The government has responded with a raft of measures to bring down retail prices of key food items such as vegetables, cereals and pulses.
The findings of Moneycontrol’s poll are in line with the latest Business Inflation Expectations Survey, conducted by the Indian Institute of Management, Ahmedabad. The survey, released on January 6, found that while the one-year-ahead inflation expectations of Indian businesses had declined to 4.04 percent in November 2023, on average, expectations of firms had "remained anchored around 4.2 percent for the past six consecutive months".
Steady on interest rates too
The RBI, which is mandated to keep CPI inflation at 4 percent with a tolerance range of 2-6 percent, has left the policy repo rate unchanged at 6.5 percent since February 2023 after raising it by 250 basis points in 2022-23 to curb price rises. And Indian CEOs expect the central bank's Monetary Policy Committee to stay pat on rates in the coming months.

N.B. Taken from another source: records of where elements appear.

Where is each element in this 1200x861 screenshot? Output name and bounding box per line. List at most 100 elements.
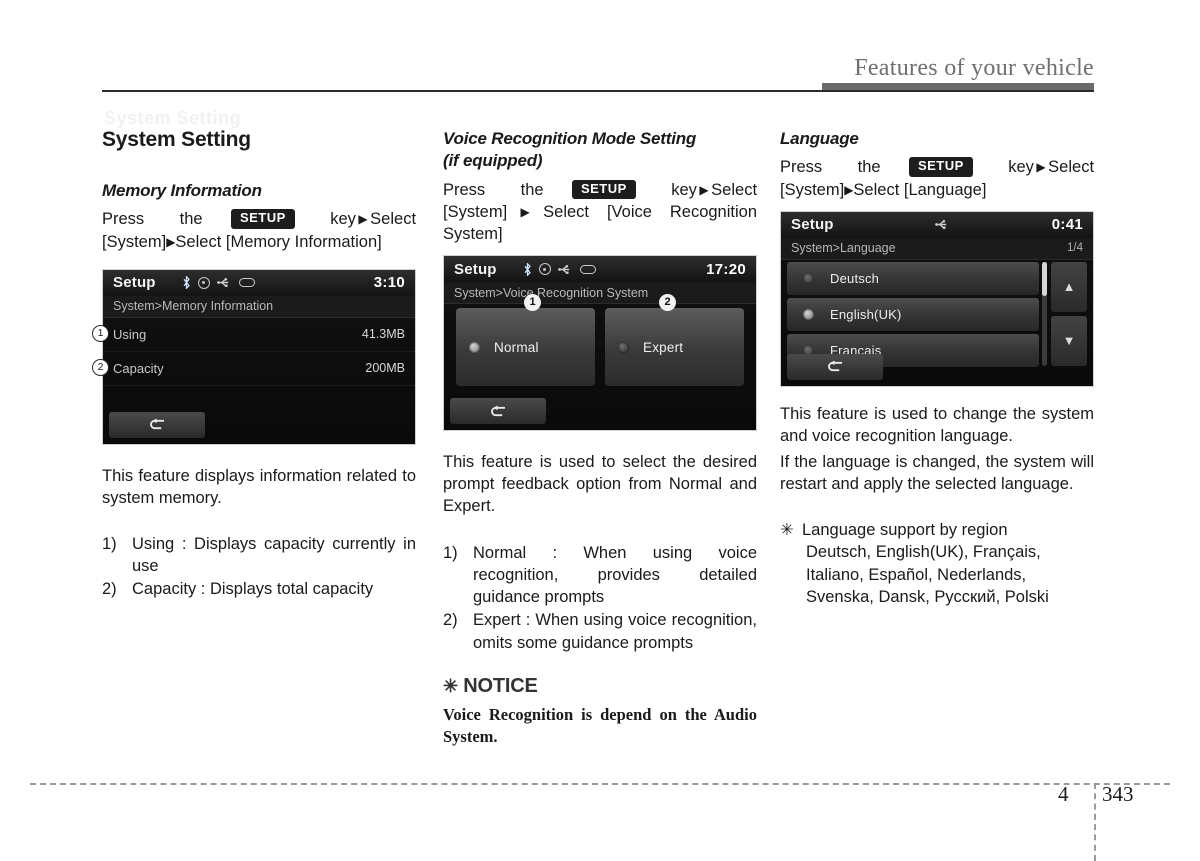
chevron-right-icon: ▶ xyxy=(696,182,712,197)
notice-block: ✳ NOTICE Voice Recognition is depend on … xyxy=(443,675,757,748)
device-clock: 17:20 xyxy=(706,260,746,278)
list-item-value: 200MB xyxy=(365,361,405,376)
radio-unselected-icon[interactable] xyxy=(618,341,629,353)
device-status-icons xyxy=(523,261,706,277)
page-title: System Setting xyxy=(102,128,251,151)
note-language-support: ✳ Language support by region Deutsch, En… xyxy=(780,519,1094,608)
device-status-bar: Setup 0:41 xyxy=(781,211,1093,238)
instruction-select-language: Select [Language] xyxy=(853,180,987,199)
instruction-word-the: the xyxy=(857,158,881,177)
instruction-word-the: the xyxy=(520,180,544,199)
instruction-memory-information: Press the SETUP key▶Select [System]▶Sele… xyxy=(102,208,416,252)
list-item: 2) Expert : When using voice recognition… xyxy=(443,609,757,654)
footer-vertical-divider xyxy=(1094,783,1096,861)
device-screenshot-voice-recognition: Setup 17:20 System>Voice Recognition Sys… xyxy=(443,255,757,432)
setup-key-chip[interactable]: SETUP xyxy=(571,179,636,200)
aux-oval-icon xyxy=(579,264,596,274)
device-clock: 0:41 xyxy=(1051,216,1083,234)
list-item-text: Expert : When using voice recognition, o… xyxy=(473,611,757,652)
callout-marker-2: 2 xyxy=(92,358,109,376)
language-option-label: Deutsch xyxy=(830,270,880,286)
language-option-label: English(UK) xyxy=(830,306,902,322)
subsection-title-voice-recognition: Voice Recognition Mode Setting (if equip… xyxy=(443,128,757,173)
column-system-setting: System Setting Memory Information Press … xyxy=(92,128,416,602)
setup-key-chip[interactable]: SETUP xyxy=(908,157,973,177)
device-breadcrumb: System>Memory Information xyxy=(103,295,415,318)
instruction-word-key: key xyxy=(330,210,356,229)
notice-heading: ✳ NOTICE xyxy=(443,675,757,698)
subsection-title-line2: (if equipped) xyxy=(443,151,543,171)
device-back-button[interactable] xyxy=(450,398,546,425)
note-line-2: Italiano, Español, Nederlands, xyxy=(806,565,1027,584)
instruction-word-press: Press xyxy=(780,158,823,177)
list-item-text: Using : Displays capacity currently in u… xyxy=(132,534,416,576)
ghost-watermark-text: System Setting xyxy=(104,108,242,128)
list-item-label: Capacity xyxy=(113,360,164,376)
device-page-indicator: 1/4 xyxy=(1067,242,1083,255)
instruction-word-select-1: Select xyxy=(370,210,417,229)
instruction-word-select-1: Select xyxy=(711,180,758,199)
list-item[interactable]: Using 41.3MB xyxy=(103,318,415,352)
instruction-bracket-system: [System] xyxy=(780,180,845,199)
subsection-title-language: Language xyxy=(780,129,859,148)
description-language-1: This feature is used to change the syste… xyxy=(780,404,1094,445)
list-item: 1) Normal : When using voice recognition… xyxy=(443,542,757,609)
device-screen-title: Setup xyxy=(454,260,497,278)
radio-selected-icon[interactable] xyxy=(803,308,814,320)
notice-body-text: Voice Recognition is depend on the Audio… xyxy=(443,704,757,746)
device-screenshot-memory-information: Setup 3:10 System>Memory Information Usi… xyxy=(92,268,416,445)
device-status-bar: Setup 17:20 xyxy=(444,256,756,283)
device-back-button[interactable] xyxy=(787,353,883,380)
language-option-deutsch[interactable]: Deutsch xyxy=(787,261,1039,295)
list-item-text: Capacity : Displays total capacity xyxy=(132,580,374,599)
instruction-word-press: Press xyxy=(443,180,486,199)
instruction-select-memory: Select [Memory Information] xyxy=(175,232,382,251)
device-status-icons xyxy=(182,275,374,290)
list-item-marker: 2) xyxy=(102,580,117,599)
disc-icon xyxy=(538,263,551,276)
back-arrow-icon xyxy=(490,405,505,416)
usb-icon xyxy=(557,264,573,275)
note-line-1: Deutsch, English(UK), Français, xyxy=(806,543,1041,562)
asterisk-icon: ✳ xyxy=(443,675,458,696)
numbered-list-memory: 1) Using : Displays capacity currently i… xyxy=(102,533,416,601)
option-label: Expert xyxy=(643,339,684,355)
device-status-icons xyxy=(834,219,1052,230)
device-breadcrumb-label: System>Memory Information xyxy=(113,299,274,314)
scrollbar-track[interactable] xyxy=(1042,261,1047,366)
subsection-title-line1: Voice Recognition Mode Setting xyxy=(443,129,697,148)
back-arrow-icon xyxy=(827,360,842,372)
list-item-marker: 2) xyxy=(443,611,458,630)
notice-heading-label: NOTICE xyxy=(463,674,538,697)
callout-marker-1: 1 xyxy=(92,324,109,342)
option-tile-normal[interactable]: Normal xyxy=(456,308,595,387)
device-breadcrumb-label: System>Language xyxy=(791,241,896,256)
language-option-english-uk[interactable]: English(UK) xyxy=(787,297,1039,331)
scroll-down-button[interactable]: ▼ xyxy=(1051,315,1087,366)
device-status-bar: Setup 3:10 xyxy=(103,269,415,296)
device-back-button[interactable] xyxy=(109,411,205,438)
scroll-up-button[interactable]: ▲ xyxy=(1051,261,1087,312)
radio-unselected-icon[interactable] xyxy=(803,272,814,284)
option-label: Normal xyxy=(494,339,539,355)
device-breadcrumb: System>Language 1/4 xyxy=(781,237,1093,260)
numbered-list-voice-modes: 1) Normal : When using voice recognition… xyxy=(443,542,757,654)
scrollbar-thumb[interactable] xyxy=(1042,261,1047,296)
header-divider-rule xyxy=(102,90,1094,92)
usb-icon xyxy=(935,219,950,230)
device-screen-title: Setup xyxy=(113,274,156,292)
list-item: 1) Using : Displays capacity currently i… xyxy=(102,533,416,578)
aux-oval-icon xyxy=(238,278,255,288)
radio-selected-icon[interactable] xyxy=(469,341,480,353)
setup-key-chip[interactable]: SETUP xyxy=(230,209,295,229)
list-item-marker: 1) xyxy=(443,543,458,562)
instruction-word-press: Press xyxy=(102,210,145,229)
instruction-word-key: key xyxy=(1008,158,1034,177)
asterisk-icon: ✳ xyxy=(780,521,794,540)
device-option-tiles: Normal Expert xyxy=(444,308,756,387)
scroll-buttons: ▲ ▼ xyxy=(1051,261,1087,370)
option-tile-expert[interactable]: Expert xyxy=(605,308,744,387)
device-breadcrumb-label: System>Voice Recognition System xyxy=(454,285,649,300)
list-item[interactable]: Capacity 200MB xyxy=(103,352,415,386)
back-arrow-icon xyxy=(149,418,164,430)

As many as 59 percent of the CEOs surveyed think interest rates will likely remain unchanged in the next six months, while 30 percent expect them to fall during the period.
Mirroring the responses on the inflation outlook, around 11 percent think interest rates may either rise or are not sure about the direction they might move in.
Economists have been predicting that the RBI may look to cut the repo rate around the middle of 2024 as it gains clarity on CPI inflation reaching the medium-term target of 4 percent.
"With the global monetary policy backdrop turning more benign, we bring forward our rate cutting cycle, now expecting RBI to deliver interest rate reductions from April-June, probably in the June MPC (meeting)," said Rahul Bajoria, managing director and head of EM Asia (ex-China) Economics for Barclays, following the release of CPI data for December on January 12.
Bajoria expects the RBI to cut the repo rate by 75 basis points in the second half of 2024.
One basis point is one-hundredth of a percentage point.
While CEOs don't think interest rates will change in the first half of 2024, they are hoping the authorities will help in easing access to financial services through a variety of methods including a single window for know-your-customer (KYC) checks across products, more liberal farm loans and low-cost financing schemes to bolster infrastructure development in tier 2-3 areas.